Sometimes the answer is “no,” and we’re reminded that expanding love means acknowledging when we need to do a better job of living up to our values. The process is never easy and sometimes painful, but it’s always necessary. Because if we are to truly model for our kids what it looks like to love our neighbors, then we need to be willing to set aside our own agendas, our own egos, and our own pride for the sake of that more admirable aim.

By striving toward “yes,” Remake Learning hopes to contribute to a new normal — one in which learning barriers are dismantled and the walls that divide us are toppled.

Our friend Tonya Allen, CEO of the Detroit-based Skillman Foundation, sometimes asks, “And how are the children?” It’s a traditional Masai greeting intended to gauge a society’s well-being. The traditional response, “All the children are well,” means that despite challenges and difficulties, the adults haven’t forgotten their purpose: to look after their young and vulnerable.
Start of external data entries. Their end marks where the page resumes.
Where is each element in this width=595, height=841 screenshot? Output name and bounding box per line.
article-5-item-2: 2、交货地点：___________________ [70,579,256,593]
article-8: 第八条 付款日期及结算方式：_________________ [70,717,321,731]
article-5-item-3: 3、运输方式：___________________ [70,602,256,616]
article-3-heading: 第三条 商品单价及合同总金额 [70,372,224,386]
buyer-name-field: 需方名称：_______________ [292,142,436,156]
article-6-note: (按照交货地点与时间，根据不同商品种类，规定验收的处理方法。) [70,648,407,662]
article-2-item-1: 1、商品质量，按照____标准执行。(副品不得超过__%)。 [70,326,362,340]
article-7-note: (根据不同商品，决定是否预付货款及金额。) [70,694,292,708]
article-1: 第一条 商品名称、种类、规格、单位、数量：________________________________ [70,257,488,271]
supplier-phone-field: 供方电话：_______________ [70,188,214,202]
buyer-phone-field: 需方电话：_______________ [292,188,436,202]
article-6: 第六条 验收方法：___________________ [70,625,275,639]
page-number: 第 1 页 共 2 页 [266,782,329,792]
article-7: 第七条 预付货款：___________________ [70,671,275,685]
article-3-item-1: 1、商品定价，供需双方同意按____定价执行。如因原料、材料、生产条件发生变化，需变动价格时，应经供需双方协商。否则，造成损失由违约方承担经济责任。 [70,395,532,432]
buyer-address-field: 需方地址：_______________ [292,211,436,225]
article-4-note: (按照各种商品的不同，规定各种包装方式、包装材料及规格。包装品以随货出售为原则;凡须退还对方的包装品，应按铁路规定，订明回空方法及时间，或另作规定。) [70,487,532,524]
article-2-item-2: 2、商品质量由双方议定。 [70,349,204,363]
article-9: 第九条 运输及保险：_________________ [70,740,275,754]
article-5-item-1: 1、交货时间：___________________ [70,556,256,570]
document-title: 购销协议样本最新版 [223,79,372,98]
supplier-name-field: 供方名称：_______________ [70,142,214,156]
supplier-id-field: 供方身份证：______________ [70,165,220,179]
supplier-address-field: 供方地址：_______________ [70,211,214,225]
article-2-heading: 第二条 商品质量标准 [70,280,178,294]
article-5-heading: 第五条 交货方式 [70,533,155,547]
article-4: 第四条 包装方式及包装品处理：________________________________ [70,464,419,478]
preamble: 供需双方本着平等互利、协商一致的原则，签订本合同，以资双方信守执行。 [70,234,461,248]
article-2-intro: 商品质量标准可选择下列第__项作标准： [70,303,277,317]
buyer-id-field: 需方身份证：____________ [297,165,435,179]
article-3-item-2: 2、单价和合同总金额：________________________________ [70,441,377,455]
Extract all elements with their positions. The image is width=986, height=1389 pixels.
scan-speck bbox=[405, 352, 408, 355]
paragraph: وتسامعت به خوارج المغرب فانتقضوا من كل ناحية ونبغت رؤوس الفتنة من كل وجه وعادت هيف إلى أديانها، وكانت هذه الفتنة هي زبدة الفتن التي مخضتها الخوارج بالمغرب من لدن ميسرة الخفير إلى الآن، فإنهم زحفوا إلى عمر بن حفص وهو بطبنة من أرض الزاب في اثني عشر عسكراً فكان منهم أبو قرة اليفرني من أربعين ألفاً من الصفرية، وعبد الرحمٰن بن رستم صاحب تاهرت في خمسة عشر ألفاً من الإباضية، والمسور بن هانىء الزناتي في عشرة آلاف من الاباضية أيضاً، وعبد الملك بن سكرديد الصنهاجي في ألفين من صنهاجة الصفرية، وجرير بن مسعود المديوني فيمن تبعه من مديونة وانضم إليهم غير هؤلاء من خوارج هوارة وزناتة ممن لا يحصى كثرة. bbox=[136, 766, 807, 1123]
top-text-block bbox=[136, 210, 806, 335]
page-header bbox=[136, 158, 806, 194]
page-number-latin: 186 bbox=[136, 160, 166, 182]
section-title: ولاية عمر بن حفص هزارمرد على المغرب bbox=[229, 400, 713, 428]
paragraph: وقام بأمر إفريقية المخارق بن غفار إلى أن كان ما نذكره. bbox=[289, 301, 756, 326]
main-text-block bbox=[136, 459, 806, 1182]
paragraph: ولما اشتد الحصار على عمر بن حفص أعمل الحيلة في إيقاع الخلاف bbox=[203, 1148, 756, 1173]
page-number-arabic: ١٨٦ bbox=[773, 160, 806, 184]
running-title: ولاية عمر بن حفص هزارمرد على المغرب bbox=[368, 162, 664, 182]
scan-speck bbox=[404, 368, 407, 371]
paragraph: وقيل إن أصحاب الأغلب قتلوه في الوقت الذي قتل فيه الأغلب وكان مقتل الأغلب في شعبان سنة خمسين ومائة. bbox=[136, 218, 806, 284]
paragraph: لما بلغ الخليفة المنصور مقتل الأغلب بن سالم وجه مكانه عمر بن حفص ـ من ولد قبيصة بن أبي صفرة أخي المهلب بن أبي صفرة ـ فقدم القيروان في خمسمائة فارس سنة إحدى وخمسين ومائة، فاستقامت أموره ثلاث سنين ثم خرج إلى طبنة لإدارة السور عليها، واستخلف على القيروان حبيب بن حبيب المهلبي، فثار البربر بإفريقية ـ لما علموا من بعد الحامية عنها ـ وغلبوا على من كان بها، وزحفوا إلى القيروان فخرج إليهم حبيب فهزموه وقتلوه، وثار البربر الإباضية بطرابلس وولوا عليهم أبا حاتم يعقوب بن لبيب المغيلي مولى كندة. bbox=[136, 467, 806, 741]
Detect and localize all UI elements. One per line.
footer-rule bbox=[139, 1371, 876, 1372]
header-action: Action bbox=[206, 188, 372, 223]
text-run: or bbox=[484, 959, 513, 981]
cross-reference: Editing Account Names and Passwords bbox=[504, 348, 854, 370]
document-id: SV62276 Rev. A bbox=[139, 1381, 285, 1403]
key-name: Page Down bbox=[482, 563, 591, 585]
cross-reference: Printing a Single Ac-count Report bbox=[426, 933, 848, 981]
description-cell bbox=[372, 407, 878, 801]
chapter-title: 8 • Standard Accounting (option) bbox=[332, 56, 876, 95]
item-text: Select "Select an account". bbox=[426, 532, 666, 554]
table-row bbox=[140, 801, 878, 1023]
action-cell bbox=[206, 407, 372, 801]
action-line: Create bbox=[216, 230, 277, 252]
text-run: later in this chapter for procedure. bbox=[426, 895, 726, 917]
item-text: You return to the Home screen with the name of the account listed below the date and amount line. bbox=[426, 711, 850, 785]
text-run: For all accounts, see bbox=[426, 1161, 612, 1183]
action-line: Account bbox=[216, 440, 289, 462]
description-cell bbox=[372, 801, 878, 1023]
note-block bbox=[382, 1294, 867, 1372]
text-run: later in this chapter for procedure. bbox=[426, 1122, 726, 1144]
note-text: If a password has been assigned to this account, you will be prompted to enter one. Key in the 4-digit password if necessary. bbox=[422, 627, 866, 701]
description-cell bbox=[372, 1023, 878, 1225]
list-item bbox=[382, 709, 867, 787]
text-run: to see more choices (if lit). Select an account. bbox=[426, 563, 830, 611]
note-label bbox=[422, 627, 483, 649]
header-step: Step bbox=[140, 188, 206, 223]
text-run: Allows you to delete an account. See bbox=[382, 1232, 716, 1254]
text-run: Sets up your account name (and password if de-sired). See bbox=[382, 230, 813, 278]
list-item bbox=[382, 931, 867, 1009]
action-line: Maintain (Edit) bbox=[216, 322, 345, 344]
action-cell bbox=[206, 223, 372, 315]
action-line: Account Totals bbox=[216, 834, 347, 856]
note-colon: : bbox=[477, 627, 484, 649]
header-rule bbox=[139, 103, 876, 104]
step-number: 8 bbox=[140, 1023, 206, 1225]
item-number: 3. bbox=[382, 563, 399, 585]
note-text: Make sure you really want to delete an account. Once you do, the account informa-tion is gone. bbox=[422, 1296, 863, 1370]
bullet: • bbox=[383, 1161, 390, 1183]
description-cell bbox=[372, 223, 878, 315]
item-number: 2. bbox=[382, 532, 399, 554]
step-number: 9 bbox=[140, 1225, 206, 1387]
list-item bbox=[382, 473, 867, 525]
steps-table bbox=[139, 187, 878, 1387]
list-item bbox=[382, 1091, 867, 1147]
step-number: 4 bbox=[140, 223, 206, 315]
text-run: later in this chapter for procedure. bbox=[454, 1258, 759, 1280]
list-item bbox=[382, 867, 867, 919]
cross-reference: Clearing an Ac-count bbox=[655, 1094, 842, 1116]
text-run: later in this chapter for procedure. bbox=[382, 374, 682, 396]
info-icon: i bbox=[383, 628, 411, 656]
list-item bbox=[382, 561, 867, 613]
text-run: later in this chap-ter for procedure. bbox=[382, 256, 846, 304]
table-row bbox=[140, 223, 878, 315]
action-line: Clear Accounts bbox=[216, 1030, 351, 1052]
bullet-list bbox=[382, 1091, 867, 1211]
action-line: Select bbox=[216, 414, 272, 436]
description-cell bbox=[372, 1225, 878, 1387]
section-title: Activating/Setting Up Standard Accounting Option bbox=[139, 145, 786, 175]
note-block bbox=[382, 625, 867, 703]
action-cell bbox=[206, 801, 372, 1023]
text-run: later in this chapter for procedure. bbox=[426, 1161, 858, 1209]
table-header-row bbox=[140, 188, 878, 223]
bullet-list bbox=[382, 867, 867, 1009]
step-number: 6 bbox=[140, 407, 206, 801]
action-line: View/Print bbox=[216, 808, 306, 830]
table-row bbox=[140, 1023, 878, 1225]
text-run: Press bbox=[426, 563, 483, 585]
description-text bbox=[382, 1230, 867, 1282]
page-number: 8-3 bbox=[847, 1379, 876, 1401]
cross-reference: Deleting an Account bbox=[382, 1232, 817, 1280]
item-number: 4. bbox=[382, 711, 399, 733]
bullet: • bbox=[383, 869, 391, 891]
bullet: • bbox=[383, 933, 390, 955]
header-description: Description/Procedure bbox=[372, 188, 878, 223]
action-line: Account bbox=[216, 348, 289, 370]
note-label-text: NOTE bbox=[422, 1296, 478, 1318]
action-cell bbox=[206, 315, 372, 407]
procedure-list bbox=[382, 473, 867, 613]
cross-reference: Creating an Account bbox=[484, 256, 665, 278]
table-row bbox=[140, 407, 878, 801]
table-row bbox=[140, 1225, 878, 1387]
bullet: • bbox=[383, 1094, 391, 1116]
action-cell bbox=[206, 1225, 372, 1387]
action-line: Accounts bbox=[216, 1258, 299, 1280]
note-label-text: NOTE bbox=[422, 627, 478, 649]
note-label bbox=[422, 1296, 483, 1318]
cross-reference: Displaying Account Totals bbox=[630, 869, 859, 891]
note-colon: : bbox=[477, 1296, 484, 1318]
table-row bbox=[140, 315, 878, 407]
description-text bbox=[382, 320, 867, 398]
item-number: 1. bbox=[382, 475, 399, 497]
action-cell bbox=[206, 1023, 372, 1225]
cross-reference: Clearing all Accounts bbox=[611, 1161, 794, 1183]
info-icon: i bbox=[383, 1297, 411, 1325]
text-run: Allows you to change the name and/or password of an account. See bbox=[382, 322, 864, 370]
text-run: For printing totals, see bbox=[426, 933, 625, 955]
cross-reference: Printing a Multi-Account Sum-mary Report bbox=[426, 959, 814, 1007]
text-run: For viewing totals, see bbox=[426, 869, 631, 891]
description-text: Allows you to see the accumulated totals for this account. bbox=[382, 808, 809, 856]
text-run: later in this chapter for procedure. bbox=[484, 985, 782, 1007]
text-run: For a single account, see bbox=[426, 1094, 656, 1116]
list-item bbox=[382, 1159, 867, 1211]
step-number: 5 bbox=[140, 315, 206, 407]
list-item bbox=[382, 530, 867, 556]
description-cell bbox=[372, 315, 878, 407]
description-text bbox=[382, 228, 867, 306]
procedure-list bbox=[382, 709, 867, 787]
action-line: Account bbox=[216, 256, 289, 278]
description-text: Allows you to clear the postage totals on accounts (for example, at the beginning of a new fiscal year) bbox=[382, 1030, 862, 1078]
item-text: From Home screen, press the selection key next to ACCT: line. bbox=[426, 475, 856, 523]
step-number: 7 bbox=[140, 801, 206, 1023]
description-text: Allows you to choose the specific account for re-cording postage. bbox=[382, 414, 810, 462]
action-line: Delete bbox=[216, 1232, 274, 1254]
As the events in Charlottesville so painfully demonstrated, we can’t yet say that all the children are well. But here’s what we can do: We can listen to and love our neighbors. We can work alongside one another toward justice and a better world. Affirming the well-being of all will be a monumental task — one that requires a sustained, collaborative effort that pays special attention to those whose voices have long gone unheard.

Here in Pittsburgh, we can look around and take heart, because so many leaders are already convening to take on the challenge.